The Times goes on to gleefully portray how movie-like the whole assault on Falluja was (see above about the Iraqi civilian death-toll):

“They were throwing a whole lot of lead at us, and we were throwing a whole lot back.”

Ohmygod! I’m on the edge of my seat! Hold on, hit Pause, I gotta take a leak and get some more snacks. You want a brewski?

“marines punched “mouseholes,” just big enough for gun barrels, in the brick walls of the homes they occupied. They also smashed windows to scatter shards of glass across the front steps. … This is classic urban warfare,“ said Maj. Gen. Jim Mattis, commander of the First Marine Division. “It’s all the stuff World War II taught us, along with Korea, Vietnam and Somalia. People will be studying Falluja for years to come.”

See how cool this is? What a learning opportunity? There speaks a man who doesn’t really expect to die in this conflict; he knows his weaponry far outpowers that of the enemy. If all else fails, call in an air strike to ‘soften them up’ a bit. Just like in all the movies. But, despite the overwhelming artillery advantage, the Marines are careful to weave in the last Hollywood cliche: the underdog.

“It’s their Super Bowl,” said Maj. T. V. Johnson, a Marine spokesman. “Falluja is the place to go if you want to kill Americans.”

Thanks for bringing us back down to Earth there, NY Times. I’d forgotten that the US is losing one soldier for every 100 Iraqis killed. I hope the Marines can overcome these harsh odds and somehow, nonetheless, prevail.

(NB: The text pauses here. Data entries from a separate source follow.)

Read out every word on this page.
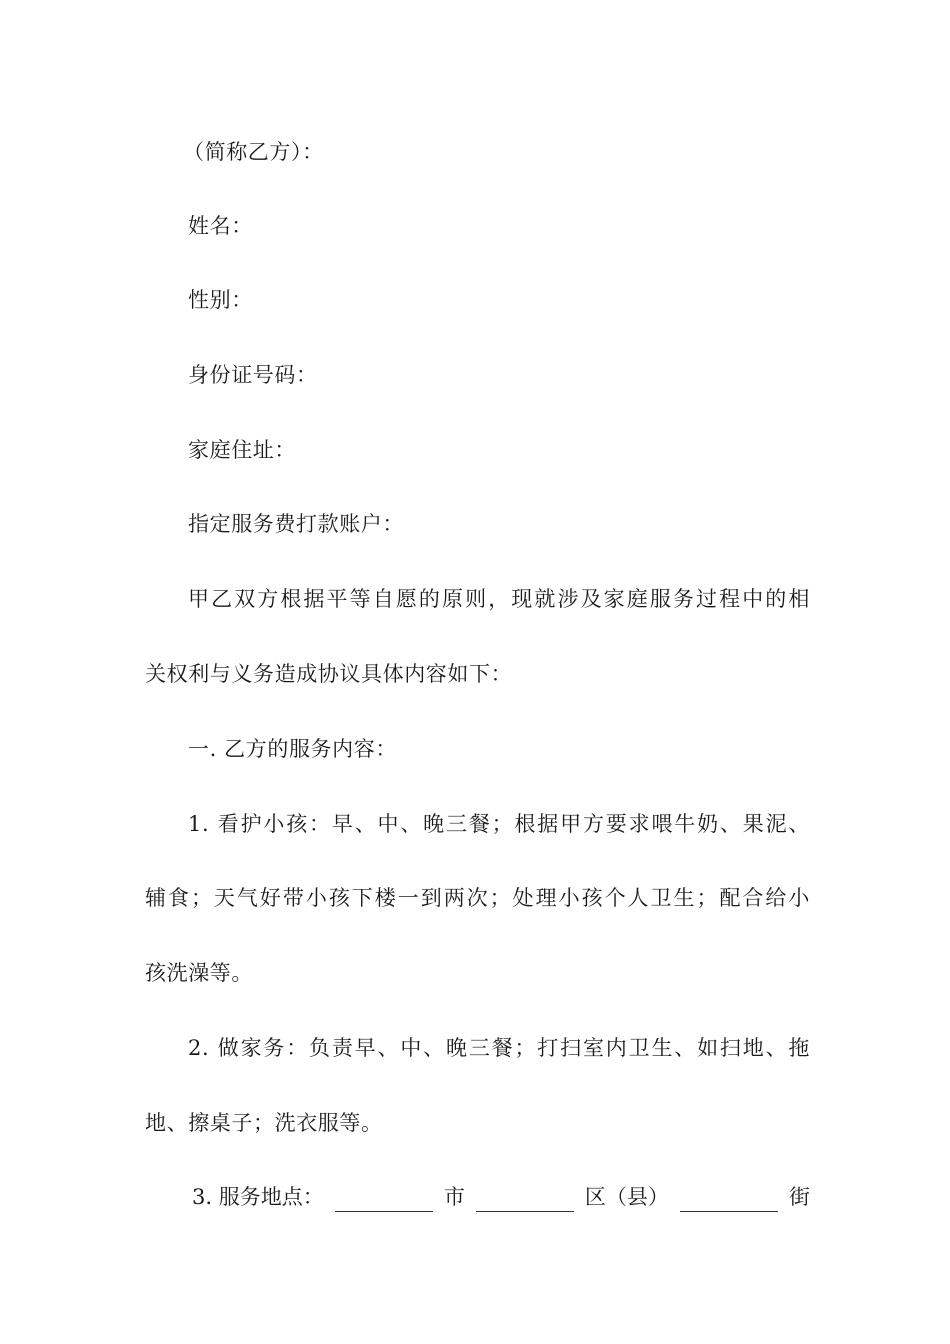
（简称乙方）：
姓名：
性别：
身份证号码：
家庭住址：
指定服务费打款账户：
甲乙双方根据平等自愿的原则，现就涉及家庭服务过程中的相
关权利与义务造成协议具体内容如下：
一. 乙方的服务内容：
1. 看护小孩：早、中、晚三餐；根据甲方要求喂牛奶、果泥、
辅食；天气好带小孩下楼一到两次；处理小孩个人卫生；配合给小
孩洗澡等。
2. 做家务：负责早、中、晚三餐；打扫室内卫生、如扫地、拖
地、擦桌子；洗衣服等。
3. 服务地点：	市	区（县）	街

And thanks for the sound bite: ‘Falluja is the Super Bowl of Iraq’. I can hear the scribbling of the next generation of American history textbooks being prepared for the next generation of brainwashed youths/soldiers.

Comments

2 Replies

#1 − Contractors in Iraq

kavorka

http://www.zmag.org/content/showarticle.cfm?SectionID=15&ItemID=5337

Is an article by Rober Fisk highlighting the actual number of deaths suffered by the occupation regime. One saliant point is that the media reports the number of soldiers dying, whereas the number of US employees who go back in body bags is much higher.

#2 − Hired Muscle

marco

That’s interesting because of their job description, that “many of them [are] tasked to protect US troops and personnel”. The Army can’t be so bad … they hire more troops to protect their troops.

“Often the foreign contract workers are highly paid former soldiers who are armed with automatic weapons, leading to Iraqis viewing all foreign workers as possible mercenaries or spies.”

That is a dastardly conclusion to which only a crazy Arab could come. Ahem.